I have a html table with multiple rows (one row example below). I
would like to extract everything within the <td> tags into groups on a
row by row basis. The process would be: find the first row, then
extract the column data, store data in a textfile, find the next row,
extract the column data, store data in a textfile.... and so on till
we go through all the rows in the document.

You're better off using the HTML Agility Pack.

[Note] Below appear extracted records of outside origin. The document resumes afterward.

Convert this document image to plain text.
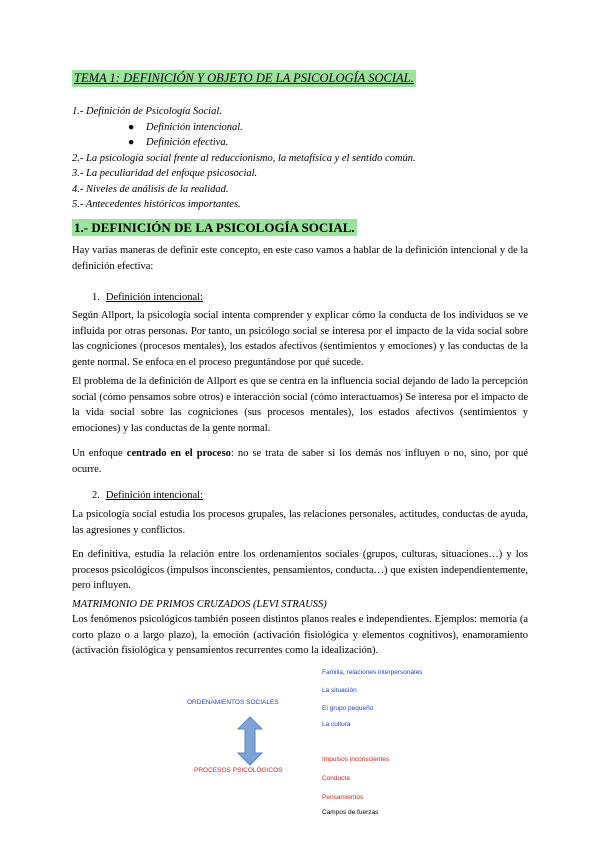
TEMA 1: DEFINICIÓN Y OBJETO DE LA PSICOLOGÍA SOCIAL.

1.- Definición de Psicología Social.

● Definición intencional.

● Definición efectiva.

2.- La psicología social frente al reduccionismo, la metafísica y el sentido común.

3.- La peculiaridad del enfoque psicosocial.

4.- Niveles de análisis de la realidad.

5.- Antecedentes históricos importantes.

1.- DEFINICIÓN DE LA PSICOLOGÍA SOCIAL.

Hay varias maneras de definir este concepto, en este caso vamos a hablar de la definición intencional y de la definición efectiva:

1. Definición intencional:

Según Allport, la psicología social intenta comprender y explicar cómo la conducta de los individuos se ve influida por otras personas. Por tanto, un psicólogo social se interesa por el impacto de la vida social sobre las cogniciones (procesos mentales), los estados afectivos (sentimientos y emociones) y las conductas de la gente normal. Se enfoca en el proceso preguntándose por qué sucede.

El problema de la definición de Allport es que se centra en la influencia social dejando de lado la percepción social (cómo pensamos sobre otros) e interacción social (cómo interactuamos) Se interesa por el impacto de la vida social sobre las cogniciones (sus procesos mentales), los estados afectivos (sentimientos y emociones) y las conductas de la gente normal.

Un enfoque centrado en el proceso: no se trata de saber si los demás nos influyen o no, sino, por qué ocurre.

2. Definición intencional:

La psicología social estudia los procesos grupales, las relaciones personales, actitudes, conductas de ayuda, las agresiones y conflictos.

En definitiva, estudia la relación entre los ordenamientos sociales (grupos, culturas, situaciones…) y los procesos psicológicos (impulsos inconscientes, pensamientos, conducta…) que existen independientemente, pero influyen.

MATRIMONIO DE PRIMOS CRUZADOS (LEVI STRAUSS)

Los fenómenos psicológicos también poseen distintos planos reales e independientes. Ejemplos: memoria (a corto plazo o a largo plazo), la emoción (activación fisiológica y elementos cognitivos), enamoramiento (activación fisiológica y pensamientos recurrentes como la idealización).

ORDENAMIENTOS SOCIALES
PROCESOS PSICOLÓGICOS
Familia, relaciones interpersonales
La situación
El grupo pequeño
La cultura
Impulsos inconscientes
Conducta
Pensamientos
Campos de fuerzas
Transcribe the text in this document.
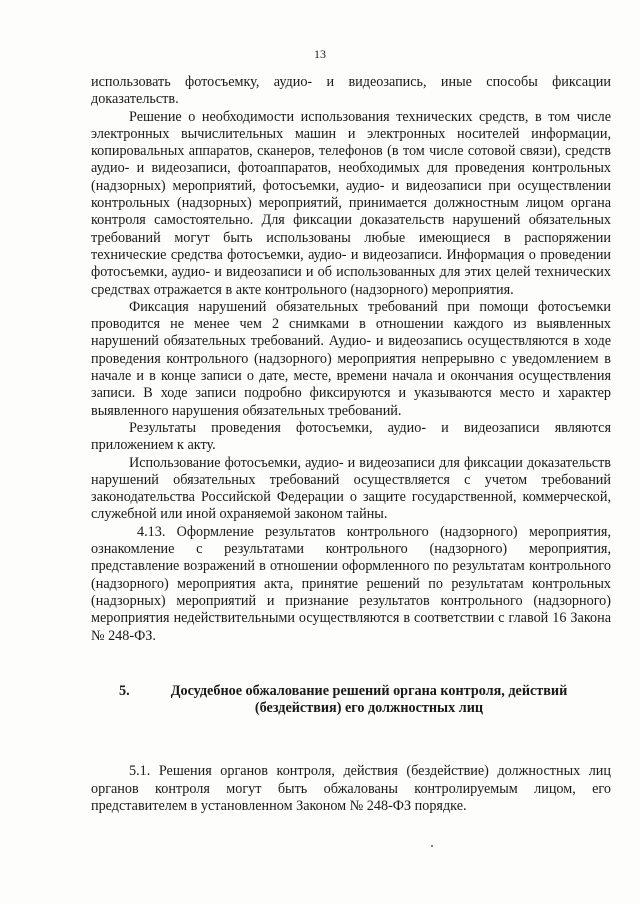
13

использовать фотосъемку, аудио- и видеозапись, иные способы фиксации доказательств.

Решение о необходимости использования технических средств, в том числе электронных вычислительных машин и электронных носителей информации, копировальных аппаратов, сканеров, телефонов (в том числе сотовой связи), средств аудио- и видеозаписи, фотоаппаратов, необходимых для проведения контрольных (надзорных) мероприятий, фотосъемки, аудио- и видеозаписи при осуществлении контрольных (надзорных) мероприятий, принимается должностным лицом органа контроля самостоятельно. Для фиксации доказательств нарушений обязательных требований могут быть использованы любые имеющиеся в распоряжении технические средства фотосъемки, аудио- и видеозаписи. Информация о проведении фотосъемки, аудио- и видеозаписи и об использованных для этих целей технических средствах отражается в акте контрольного (надзорного) мероприятия.

Фиксация нарушений обязательных требований при помощи фотосъемки проводится не менее чем 2 снимками в отношении каждого из выявленных нарушений обязательных требований. Аудио- и видеозапись осуществляются в ходе проведения контрольного (надзорного) мероприятия непрерывно с уведомлением в начале и в конце записи о дате, месте, времени начала и окончания осуществления записи. В ходе записи подробно фиксируются и указываются место и характер выявленного нарушения обязательных требований.

Результаты проведения фотосъемки, аудио- и видеозаписи являются приложением к акту.

Использование фотосъемки, аудио- и видеозаписи для фиксации доказательств нарушений обязательных требований осуществляется с учетом требований законодательства Российской Федерации о защите государственной, коммерческой, служебной или иной охраняемой законом тайны.

4.13. Оформление результатов контрольного (надзорного) мероприятия, ознакомление с результатами контрольного (надзорного) мероприятия, представление возражений в отношении оформленного по результатам контрольного (надзорного) мероприятия акта, принятие решений по результатам контрольных (надзорных) мероприятий и признание результатов контрольного (надзорного) мероприятия недействительными осуществляются в соответствии с главой 16 Закона № 248-ФЗ.

5.	Досудебное обжалование решений органа контроля, действий (бездействия) его должностных лиц

5.1. Решения органов контроля, действия (бездействие) должностных лиц органов контроля могут быть обжалованы контролируемым лицом, его представителем в установленном Законом № 248-ФЗ порядке.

But it can be done using regex:

<tr((?!<td).)*(?><td[^>]*>(?<td>((?!</td).)*)</td[^>]*>\s*)*((?!</tr).)*</tr[^>"*]*>
ExplicitCapure ON
SingleLine ON
SaseInsensitive ON

This will give you one group which will hold all the TD's found. I've
written it quite robust, but this isn't the best available
implementation. If the HTML tables are of a well known format, this
would be no problem. If they come from an external source, you might wat
to test more rigorously.

I'll try to explain:
<tr((?!<td).)*
Find every a TR starting tag and capture anything after that till you
find a <td

(?><td[^>]*>(?<td>((?!</td).)*)</td[^>]*>\s*)*
snip off the TD tag and capture it's content till you're at a </td. Then
caputure the </td> and any whitespace or newline that might follow.
Repeat till all TD's have been tagged for this row.

((?!</tr).)*</tr[^>"*]*>
Capture everything that follows the last <td>...</td> combination

Executing Regex.Matches will give you a MatchCollection. Each item in
the matchcollection will have 1 Group named "TD". This group has a list
of Captures which will contain all the values captured in this Group name.

Kind Regards,

Jesse Houwing
Please help.

Thanks in advance.

<tr>
<td>1</td>
<td>GET UP </td>
<td>CIARA FT CHAMILLIONAIRE</td>
<td>04:25</td>
<td>128.66</td>
<td></td>
<td>Step Up [Soundtrack]</td>
<td></td>
<td>R&B/Rap</td>
<td></td>
<td></td>
<td></td>
<td></td>
<td>D:\Ciara feat. Chamillionare - Get Up.mp3</td>
<td>Stripe, (-1.6 dB, -0.7 dB)</td>
<td></td>
<td></td>
<td>2006/01/01</td>
<td>256000</td>
<td></td>
<td>2</td>
<td>2007/03/28</td>
<td>2006/12/04</td>
<td>2007/3/28 20:50:16</td>
<td>00:07</td>
<td>B</td>
</tr>
 
You will need to split the string in order to do this. It can be done by
using 2 regular expressions, very similar:

(?s)<tr[^>]*>(?<content>.*?)</tr>

Splits the table into a match for each row.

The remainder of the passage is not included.